The Gaussian profiled antennas have similar behaviour to the metallic end opening or horn of a wind musical instrument but, instead of transporting acoustic waves, they are designed to transport electromagnetic radiation; this is why they are also called “horn antennae”. With these antennae, radiation at microwave or millimetric frequencies enter via the narrowest, posterior part and the antennae shapes the guided waves within its interior in such a way that they come out into open space with certain characteristics, according to their profile. Corrugated antennae -with rectangular metallic folds in its interior – unlike the smooth ones, achieve an internal field shape with two characteristics: firstly, they discriminate very well between polarisations, by which each antenna can work in two channels per frequency and, secondly, the radiated surface is much more like a pure surface of free space.
Contrasted experience
Since the first patents of this type of antennae were produced at a national, at the Public University of Navarre in 1995 and 1996, it has been incorporated into a number of satellites.

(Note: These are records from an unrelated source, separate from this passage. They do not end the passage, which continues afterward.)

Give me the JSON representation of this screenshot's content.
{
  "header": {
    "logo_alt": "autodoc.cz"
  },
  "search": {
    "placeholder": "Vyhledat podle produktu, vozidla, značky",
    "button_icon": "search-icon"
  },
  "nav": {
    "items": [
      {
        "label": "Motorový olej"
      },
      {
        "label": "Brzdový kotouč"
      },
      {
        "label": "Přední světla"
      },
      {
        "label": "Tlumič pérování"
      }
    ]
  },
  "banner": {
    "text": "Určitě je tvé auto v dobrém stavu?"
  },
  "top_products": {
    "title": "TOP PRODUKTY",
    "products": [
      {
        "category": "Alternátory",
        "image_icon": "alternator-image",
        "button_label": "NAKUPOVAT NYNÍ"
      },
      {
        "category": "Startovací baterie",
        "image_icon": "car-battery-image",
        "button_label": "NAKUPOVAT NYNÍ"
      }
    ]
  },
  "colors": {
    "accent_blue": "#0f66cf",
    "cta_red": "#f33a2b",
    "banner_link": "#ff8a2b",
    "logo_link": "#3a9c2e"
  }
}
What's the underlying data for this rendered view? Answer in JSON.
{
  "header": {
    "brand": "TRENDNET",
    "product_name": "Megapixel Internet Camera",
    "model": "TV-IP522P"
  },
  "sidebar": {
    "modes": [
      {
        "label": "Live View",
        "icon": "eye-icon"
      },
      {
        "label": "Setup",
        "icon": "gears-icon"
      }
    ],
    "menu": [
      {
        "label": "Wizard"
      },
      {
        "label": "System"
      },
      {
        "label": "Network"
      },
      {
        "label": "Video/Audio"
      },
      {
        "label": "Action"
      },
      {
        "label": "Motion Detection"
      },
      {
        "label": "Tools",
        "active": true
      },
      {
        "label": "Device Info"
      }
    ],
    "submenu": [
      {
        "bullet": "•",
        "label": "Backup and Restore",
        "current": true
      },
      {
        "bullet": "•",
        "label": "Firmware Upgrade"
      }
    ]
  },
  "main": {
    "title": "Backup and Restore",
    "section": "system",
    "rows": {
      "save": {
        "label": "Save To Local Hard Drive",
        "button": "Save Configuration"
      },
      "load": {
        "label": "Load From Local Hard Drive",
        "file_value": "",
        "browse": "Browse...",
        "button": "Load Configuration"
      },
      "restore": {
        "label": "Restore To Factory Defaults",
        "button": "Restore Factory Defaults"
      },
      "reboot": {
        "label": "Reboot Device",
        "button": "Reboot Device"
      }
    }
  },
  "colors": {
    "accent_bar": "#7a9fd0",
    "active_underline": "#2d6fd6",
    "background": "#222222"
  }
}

For example, in 1998, when this technology was still emerging, the antenna currently used by Hispasat 1C to serve Europe was designed and developed. This same antenna was also to be used, some years later, in Hispasat 1D.
In 2000, two millimetric-wave frequency antennae (about 350 GHz) were designed for the European Space Agency’s MARSCHALS project. These were instruments installed in aircraft with the aim of scanning at these frequencies the upper troposphere and the lower stratosphere, given the importance of these layers of the atmosphere for the global climate.
Since 1999, other researchers from around the world, taking advantage of the fact that the registered patents only covered national territory, have been using this type of antennae proposed by the Public University of Navarre. Thus, a group of English researchers has employed the same techniques to develop the high-frequency instrument for use in the future PLANCK satellite and another, Italian research group has used the same idea for a low-frequency instrument for use in the same satellite. Both research groups have received advice from the researchers at the Navarre-based university.
Finally, in 2002, a new design for this type of antennae, shorter and more compact, with very low lateral lobes and maintaining good levels of discrimination of polarisation and wide moderate bandwidth, was marketed by the UK company, Flann Microwave. Regarding this design, there is a request for an international patent to avoid the uncontrolled marketing by researchers from outside the Public University of Navarre.